Originally, The Solars were a duo: childhood friends Miles Hewitt and Quetzel Herzig. But when the two moved to Boston to pursue education at Harvard and Berklee, they met Cody Carson, Jason Lilly, and John Miller, who now join The Solars in their live performances.
Hewitt described the band’s sound as “two-headed in that it is backward and forward facing.” In a way, this is reflected in “Old K.B.”—the contradiction between the optimism of the music and lyrics like “now I know there’s nothing left at the beach” both look forward and back to the past.
“We liked the idea of making something deceptively up-tempo, [something] that’s afraid to admit how sad it is,” Hewitt explained.

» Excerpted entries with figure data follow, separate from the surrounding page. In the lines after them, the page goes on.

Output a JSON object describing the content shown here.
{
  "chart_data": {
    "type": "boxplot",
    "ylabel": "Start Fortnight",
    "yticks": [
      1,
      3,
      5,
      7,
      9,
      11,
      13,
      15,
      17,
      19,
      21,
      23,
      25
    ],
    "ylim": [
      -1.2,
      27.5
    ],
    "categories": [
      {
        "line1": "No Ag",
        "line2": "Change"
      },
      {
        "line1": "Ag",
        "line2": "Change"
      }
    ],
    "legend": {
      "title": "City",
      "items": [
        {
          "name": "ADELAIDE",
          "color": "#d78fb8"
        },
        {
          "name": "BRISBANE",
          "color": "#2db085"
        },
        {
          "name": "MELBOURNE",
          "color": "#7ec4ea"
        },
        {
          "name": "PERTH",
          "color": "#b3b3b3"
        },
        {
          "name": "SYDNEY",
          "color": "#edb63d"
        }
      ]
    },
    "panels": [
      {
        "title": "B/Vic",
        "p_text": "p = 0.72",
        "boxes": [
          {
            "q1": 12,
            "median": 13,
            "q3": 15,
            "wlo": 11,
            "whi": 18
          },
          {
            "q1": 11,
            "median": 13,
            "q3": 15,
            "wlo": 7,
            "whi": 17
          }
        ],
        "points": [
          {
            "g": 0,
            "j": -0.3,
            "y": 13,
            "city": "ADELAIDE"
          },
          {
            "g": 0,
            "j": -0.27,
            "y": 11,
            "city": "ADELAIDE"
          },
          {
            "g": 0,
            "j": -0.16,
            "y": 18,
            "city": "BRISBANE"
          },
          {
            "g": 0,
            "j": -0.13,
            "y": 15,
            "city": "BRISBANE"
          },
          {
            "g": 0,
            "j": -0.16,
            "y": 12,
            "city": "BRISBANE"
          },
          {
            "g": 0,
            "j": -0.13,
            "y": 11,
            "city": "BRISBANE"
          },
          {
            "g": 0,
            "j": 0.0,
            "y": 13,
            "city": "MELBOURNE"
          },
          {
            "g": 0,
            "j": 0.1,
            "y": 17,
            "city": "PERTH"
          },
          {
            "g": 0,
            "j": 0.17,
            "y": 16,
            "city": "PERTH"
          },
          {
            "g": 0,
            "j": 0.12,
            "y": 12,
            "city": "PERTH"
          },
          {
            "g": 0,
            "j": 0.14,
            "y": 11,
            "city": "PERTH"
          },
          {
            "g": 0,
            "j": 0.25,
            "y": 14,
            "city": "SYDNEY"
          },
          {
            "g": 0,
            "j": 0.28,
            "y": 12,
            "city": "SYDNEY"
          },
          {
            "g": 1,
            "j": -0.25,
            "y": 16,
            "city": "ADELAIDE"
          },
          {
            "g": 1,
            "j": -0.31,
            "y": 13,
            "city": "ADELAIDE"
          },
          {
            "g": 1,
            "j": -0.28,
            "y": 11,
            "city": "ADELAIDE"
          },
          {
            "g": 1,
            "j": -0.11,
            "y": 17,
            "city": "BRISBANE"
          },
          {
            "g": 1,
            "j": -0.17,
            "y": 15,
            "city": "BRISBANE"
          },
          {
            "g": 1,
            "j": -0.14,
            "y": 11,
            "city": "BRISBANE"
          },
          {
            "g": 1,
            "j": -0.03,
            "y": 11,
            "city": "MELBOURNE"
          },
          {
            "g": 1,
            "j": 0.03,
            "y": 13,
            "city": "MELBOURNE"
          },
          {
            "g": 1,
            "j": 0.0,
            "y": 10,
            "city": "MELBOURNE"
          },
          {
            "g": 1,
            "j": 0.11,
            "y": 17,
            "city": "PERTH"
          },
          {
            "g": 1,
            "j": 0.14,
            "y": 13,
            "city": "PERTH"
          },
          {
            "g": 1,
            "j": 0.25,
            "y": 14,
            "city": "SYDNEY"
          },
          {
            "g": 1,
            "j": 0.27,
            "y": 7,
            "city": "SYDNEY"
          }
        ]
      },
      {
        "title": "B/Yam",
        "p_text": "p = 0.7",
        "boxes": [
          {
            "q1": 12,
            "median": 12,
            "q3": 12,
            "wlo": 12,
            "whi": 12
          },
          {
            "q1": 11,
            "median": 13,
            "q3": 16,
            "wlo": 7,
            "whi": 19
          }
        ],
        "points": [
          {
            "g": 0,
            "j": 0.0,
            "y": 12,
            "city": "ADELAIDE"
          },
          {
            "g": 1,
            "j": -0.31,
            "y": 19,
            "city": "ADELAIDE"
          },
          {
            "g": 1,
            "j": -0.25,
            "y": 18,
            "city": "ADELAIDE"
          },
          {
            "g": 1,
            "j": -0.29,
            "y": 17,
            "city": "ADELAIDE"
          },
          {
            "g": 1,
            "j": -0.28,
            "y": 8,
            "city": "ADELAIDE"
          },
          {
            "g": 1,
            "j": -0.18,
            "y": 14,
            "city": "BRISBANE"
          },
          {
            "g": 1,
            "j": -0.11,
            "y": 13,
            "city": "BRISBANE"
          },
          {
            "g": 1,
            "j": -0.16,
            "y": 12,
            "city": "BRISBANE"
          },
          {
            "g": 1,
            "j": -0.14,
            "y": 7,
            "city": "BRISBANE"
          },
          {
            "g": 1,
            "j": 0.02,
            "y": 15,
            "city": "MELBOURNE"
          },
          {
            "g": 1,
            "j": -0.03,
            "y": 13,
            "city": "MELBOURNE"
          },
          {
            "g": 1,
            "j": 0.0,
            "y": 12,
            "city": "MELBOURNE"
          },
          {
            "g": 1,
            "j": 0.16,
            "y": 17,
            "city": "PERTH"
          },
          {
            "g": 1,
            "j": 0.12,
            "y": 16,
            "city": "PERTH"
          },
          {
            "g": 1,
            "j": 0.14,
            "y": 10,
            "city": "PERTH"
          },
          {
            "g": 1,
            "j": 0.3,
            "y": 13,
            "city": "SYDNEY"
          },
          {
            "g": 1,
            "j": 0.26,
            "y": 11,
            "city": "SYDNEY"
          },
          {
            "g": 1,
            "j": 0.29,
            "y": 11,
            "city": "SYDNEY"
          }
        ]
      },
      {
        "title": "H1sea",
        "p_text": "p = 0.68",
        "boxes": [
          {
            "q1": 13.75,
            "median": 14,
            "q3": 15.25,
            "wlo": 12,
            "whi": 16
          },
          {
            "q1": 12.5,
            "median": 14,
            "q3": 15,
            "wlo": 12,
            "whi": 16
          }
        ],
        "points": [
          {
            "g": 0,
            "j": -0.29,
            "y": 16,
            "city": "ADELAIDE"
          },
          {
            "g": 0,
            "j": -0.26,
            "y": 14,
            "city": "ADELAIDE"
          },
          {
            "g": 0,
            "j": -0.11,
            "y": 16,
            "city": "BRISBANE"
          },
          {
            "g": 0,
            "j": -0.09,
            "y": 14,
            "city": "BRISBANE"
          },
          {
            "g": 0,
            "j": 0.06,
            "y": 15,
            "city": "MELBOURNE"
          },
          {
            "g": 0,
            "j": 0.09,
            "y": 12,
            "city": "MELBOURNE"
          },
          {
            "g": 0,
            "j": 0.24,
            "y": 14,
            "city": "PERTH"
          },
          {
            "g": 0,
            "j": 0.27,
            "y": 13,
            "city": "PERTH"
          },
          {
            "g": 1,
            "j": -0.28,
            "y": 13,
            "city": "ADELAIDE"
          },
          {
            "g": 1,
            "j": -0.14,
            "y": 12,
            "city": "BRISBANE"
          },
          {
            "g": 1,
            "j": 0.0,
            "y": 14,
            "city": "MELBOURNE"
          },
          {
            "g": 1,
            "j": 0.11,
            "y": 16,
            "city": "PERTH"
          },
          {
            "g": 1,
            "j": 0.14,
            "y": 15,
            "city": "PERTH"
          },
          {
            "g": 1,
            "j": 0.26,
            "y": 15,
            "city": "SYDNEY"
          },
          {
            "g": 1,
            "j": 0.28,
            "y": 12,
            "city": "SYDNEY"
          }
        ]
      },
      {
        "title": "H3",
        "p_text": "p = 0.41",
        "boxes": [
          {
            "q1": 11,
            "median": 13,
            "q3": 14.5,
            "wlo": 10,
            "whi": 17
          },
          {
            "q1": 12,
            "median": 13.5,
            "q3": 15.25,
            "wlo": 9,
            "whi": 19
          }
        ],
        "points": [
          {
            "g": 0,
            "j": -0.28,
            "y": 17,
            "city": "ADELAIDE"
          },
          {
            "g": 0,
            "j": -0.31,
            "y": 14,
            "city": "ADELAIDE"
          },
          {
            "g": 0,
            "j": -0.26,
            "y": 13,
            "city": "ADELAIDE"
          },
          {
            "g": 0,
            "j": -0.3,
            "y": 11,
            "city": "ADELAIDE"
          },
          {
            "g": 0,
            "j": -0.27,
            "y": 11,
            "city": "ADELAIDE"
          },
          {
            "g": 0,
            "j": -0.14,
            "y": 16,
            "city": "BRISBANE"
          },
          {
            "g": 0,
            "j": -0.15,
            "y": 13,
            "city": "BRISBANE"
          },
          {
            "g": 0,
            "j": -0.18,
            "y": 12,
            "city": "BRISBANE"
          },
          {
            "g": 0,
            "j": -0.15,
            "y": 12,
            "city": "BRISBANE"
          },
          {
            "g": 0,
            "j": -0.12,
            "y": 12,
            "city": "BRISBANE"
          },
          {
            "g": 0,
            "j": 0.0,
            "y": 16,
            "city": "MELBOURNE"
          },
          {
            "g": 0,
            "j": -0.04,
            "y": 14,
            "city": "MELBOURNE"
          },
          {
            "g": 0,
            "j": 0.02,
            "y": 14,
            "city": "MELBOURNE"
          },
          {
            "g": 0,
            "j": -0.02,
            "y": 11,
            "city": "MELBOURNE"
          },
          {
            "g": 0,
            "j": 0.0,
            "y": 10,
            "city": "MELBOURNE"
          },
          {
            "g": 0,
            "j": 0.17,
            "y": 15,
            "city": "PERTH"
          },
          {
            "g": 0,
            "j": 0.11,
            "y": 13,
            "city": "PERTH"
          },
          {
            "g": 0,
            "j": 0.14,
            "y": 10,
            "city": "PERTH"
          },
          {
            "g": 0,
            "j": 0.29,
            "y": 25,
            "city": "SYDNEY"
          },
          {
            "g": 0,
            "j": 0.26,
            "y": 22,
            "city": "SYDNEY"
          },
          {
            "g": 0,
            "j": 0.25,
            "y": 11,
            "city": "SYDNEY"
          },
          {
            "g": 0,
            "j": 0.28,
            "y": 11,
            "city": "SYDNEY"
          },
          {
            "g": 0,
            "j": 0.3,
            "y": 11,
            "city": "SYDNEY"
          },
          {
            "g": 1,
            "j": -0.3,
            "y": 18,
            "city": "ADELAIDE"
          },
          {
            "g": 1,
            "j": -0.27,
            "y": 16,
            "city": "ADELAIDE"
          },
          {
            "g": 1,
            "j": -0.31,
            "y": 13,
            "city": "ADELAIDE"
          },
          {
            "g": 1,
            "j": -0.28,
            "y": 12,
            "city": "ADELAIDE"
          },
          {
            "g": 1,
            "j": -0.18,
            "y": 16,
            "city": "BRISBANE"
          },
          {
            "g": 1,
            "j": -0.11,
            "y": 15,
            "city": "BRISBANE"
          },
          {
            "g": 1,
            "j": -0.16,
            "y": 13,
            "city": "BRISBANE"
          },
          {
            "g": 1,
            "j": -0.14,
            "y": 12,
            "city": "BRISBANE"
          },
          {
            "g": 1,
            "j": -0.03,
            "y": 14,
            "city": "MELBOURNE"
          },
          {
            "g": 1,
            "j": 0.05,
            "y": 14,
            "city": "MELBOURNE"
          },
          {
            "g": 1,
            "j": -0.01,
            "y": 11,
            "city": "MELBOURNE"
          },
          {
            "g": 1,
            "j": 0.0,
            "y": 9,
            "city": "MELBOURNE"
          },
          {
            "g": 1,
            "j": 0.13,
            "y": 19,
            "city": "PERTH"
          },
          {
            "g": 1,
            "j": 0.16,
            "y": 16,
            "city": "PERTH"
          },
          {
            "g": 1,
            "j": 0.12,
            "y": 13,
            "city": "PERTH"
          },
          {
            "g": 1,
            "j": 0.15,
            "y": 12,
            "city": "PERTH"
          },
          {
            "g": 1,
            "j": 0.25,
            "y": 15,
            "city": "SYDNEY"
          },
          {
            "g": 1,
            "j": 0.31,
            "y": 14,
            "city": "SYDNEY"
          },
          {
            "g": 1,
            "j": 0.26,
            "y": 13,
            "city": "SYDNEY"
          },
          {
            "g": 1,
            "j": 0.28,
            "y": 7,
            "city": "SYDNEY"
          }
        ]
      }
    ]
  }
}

The Solars shared with us some of the demos from their songwriting process, and it’s clear that the additional instrumentation (which includes a piano with paperclips spread over the strings and recordings played backwards) and the production plays a big role in creating the contrast between sound and lyrical content.
Below, listen to a demo Hewitt shared with Herizig—a more downcast version with just piano, vocals and a bit of bass:
The song takes a different turn when the piano is left out, and instead replaced with acoustic guitar and drums, becoming less mournful ballad and more matter-of-fact storytelling:
In the final version of “Old K.B.” the elements come together: the piano drives the song forward, the trumpet comes in for moments of hazy nostalgia, an electric guitar solo introduces a building crescendo of vocal layering. In the end, all instrumentation drops out, save for vocals and piano, a call back to the original demo and the protagonist is left to ponder their dream.